Cranberry Tweed
$30.00Cranberries are an incredibly tart fruit, and cranberry sauce with sugar didn't become popular until the 19th century, and only became a Thanksgiving staple in the 20th century once bog-harvesting became the primary way to harvest.
Cranberries, alongside blueberries and concord grapes, are one of the few commercially growth fruits that are native to the United States. You can actually thank Ocean Spray for their innovation in harvesting cranberries that lead to the jellied can-shaped sauce on your table each November.
Indigenous folks were known to eat cranberries and to use them as a dye for clothing (so it's likely they could've been found at the Thanksgiving table in 1621), and the first recorded recipe of cranberry sauce does date to 1796, the popularity didn't really take off until they were able to be harvested commercially. Prior to bog-harvesting, cranberries were dry-harvested from vines, which was a difficult and arduous process. However, despite the more efficient bog-harvesting method, the process was also much more likely to damage the delicate berries making them too imperfect to sell. Thus, the canned jellied cranberry sauce was born.

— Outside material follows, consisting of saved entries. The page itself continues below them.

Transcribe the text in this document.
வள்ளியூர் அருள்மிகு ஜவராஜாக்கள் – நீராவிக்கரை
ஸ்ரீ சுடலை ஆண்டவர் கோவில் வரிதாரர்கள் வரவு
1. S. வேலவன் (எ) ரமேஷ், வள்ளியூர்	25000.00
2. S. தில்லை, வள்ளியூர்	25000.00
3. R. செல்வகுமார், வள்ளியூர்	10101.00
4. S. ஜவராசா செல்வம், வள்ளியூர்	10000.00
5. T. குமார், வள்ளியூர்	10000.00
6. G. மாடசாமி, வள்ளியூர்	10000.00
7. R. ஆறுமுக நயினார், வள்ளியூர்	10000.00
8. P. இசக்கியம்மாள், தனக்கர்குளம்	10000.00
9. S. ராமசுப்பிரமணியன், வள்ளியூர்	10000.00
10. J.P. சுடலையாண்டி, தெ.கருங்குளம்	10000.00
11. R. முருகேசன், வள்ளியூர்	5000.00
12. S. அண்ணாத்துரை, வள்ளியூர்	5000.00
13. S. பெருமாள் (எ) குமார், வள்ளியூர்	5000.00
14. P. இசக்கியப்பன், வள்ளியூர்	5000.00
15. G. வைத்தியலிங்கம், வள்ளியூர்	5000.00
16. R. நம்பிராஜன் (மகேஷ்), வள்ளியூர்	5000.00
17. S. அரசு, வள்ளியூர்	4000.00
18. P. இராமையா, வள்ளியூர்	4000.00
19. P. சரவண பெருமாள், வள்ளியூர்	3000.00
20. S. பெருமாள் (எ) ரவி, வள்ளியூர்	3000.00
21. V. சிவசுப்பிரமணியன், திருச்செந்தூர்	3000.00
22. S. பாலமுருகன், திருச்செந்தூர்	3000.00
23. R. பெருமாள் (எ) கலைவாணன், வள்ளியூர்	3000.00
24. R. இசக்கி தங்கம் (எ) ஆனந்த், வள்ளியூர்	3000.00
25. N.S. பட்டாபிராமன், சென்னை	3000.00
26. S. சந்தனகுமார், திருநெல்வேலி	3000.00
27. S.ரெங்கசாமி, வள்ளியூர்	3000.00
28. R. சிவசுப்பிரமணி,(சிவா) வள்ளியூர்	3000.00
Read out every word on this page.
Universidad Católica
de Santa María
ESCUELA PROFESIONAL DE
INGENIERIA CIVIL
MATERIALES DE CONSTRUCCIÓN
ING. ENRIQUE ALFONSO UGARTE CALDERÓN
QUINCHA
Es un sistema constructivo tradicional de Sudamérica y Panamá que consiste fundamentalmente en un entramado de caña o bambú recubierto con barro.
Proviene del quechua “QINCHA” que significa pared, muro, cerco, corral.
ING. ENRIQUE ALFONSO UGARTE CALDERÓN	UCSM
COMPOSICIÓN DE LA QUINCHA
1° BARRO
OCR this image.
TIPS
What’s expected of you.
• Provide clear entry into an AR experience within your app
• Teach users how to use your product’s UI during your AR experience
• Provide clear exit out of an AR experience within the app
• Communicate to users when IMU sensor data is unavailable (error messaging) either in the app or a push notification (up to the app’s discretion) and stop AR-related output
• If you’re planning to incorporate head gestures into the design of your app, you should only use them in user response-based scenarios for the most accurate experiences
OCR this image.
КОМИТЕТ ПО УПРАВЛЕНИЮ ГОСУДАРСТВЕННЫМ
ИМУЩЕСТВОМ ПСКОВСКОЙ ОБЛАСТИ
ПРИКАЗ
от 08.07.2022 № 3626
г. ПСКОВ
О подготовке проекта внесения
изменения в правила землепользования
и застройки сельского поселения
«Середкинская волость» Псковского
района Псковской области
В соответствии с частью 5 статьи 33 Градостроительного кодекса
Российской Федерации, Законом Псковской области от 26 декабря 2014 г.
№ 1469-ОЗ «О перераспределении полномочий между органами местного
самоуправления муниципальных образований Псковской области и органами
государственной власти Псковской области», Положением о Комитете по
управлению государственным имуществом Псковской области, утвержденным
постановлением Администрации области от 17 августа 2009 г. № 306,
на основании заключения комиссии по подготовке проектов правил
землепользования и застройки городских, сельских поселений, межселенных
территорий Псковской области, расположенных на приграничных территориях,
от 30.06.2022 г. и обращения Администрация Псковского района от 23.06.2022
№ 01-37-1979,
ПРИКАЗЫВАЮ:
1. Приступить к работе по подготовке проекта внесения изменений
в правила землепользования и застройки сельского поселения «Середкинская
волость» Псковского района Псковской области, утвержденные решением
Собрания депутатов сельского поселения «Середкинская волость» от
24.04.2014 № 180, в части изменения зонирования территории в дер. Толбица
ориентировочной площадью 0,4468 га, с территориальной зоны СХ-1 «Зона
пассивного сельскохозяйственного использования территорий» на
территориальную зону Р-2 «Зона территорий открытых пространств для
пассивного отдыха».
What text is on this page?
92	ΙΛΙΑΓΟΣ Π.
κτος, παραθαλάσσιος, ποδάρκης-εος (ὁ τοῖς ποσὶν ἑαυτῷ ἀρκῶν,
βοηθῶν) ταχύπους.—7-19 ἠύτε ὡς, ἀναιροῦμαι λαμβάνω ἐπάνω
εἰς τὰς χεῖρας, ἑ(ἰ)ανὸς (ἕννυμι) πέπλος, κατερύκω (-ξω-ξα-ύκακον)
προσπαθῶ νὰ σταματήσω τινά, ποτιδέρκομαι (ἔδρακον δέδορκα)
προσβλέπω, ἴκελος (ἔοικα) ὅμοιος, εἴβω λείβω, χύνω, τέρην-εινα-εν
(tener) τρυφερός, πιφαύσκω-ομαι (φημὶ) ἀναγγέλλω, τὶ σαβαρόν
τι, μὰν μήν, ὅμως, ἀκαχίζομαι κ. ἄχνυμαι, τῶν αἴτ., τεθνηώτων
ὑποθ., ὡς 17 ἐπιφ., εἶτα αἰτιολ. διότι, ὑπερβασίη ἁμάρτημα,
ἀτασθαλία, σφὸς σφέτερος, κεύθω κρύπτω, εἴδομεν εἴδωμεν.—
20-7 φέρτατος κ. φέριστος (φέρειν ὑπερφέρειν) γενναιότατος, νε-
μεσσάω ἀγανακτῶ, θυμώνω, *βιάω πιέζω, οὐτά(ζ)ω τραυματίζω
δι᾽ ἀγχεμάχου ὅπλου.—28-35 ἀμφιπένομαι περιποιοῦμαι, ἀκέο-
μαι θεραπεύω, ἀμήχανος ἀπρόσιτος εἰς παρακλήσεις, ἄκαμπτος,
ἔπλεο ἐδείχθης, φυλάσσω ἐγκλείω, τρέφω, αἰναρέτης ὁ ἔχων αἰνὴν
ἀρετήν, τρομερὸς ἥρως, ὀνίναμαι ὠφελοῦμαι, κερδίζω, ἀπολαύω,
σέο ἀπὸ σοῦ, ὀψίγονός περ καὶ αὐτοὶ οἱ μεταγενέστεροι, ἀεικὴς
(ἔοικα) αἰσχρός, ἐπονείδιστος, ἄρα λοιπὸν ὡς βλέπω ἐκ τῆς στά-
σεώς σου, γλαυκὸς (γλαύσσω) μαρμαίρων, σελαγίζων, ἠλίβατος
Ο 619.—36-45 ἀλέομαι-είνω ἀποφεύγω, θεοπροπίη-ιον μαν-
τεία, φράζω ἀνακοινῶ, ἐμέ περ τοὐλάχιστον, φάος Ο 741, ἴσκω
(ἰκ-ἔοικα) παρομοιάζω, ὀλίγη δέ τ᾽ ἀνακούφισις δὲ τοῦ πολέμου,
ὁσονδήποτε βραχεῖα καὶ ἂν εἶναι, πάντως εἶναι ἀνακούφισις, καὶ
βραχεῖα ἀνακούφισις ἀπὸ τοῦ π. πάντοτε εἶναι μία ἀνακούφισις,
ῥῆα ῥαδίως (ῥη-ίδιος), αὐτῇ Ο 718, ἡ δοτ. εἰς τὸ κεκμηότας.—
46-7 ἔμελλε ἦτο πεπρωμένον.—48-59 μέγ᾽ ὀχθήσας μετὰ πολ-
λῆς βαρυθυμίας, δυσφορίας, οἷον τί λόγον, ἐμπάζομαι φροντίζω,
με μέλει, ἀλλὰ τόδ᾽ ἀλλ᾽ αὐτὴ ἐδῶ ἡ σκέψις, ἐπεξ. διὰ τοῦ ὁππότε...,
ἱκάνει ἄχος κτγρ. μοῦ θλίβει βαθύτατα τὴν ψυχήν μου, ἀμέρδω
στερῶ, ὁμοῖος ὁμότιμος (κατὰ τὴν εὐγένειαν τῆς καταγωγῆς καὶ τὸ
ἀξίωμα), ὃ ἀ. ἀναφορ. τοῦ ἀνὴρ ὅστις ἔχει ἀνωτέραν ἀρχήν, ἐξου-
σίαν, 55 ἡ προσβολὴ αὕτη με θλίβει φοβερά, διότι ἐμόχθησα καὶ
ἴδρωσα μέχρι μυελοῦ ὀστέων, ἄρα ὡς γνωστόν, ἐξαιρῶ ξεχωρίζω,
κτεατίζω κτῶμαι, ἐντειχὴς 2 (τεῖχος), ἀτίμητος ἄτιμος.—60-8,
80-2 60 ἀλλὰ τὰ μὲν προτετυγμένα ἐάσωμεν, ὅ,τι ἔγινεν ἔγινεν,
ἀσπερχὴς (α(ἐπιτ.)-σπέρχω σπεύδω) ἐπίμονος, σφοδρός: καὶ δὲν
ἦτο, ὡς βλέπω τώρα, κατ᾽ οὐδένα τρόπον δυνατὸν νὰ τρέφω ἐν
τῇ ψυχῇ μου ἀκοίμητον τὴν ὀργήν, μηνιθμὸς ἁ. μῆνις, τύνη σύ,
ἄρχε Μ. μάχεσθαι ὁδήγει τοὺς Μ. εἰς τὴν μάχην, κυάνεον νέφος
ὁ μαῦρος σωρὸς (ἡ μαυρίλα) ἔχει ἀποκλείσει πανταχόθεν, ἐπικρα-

Cranberry Tweed, the yarn, is pretty straightforward. A semi-sold cranberry colored yarn with flecks of pink, blue, and yellow tweed.
BASES:
Rainbow Fingering: 85% Superwash Merino/15% Donegal Nep, 2ply yarn, 438 yards, 100g.
Rainbow DK: 87% wool, 13% viscose, 246 yards, 100g.
Rainbow Worsted: 85% Superwash Merino/15% Donegal Nep, 3ply, 181 yards, 100 g.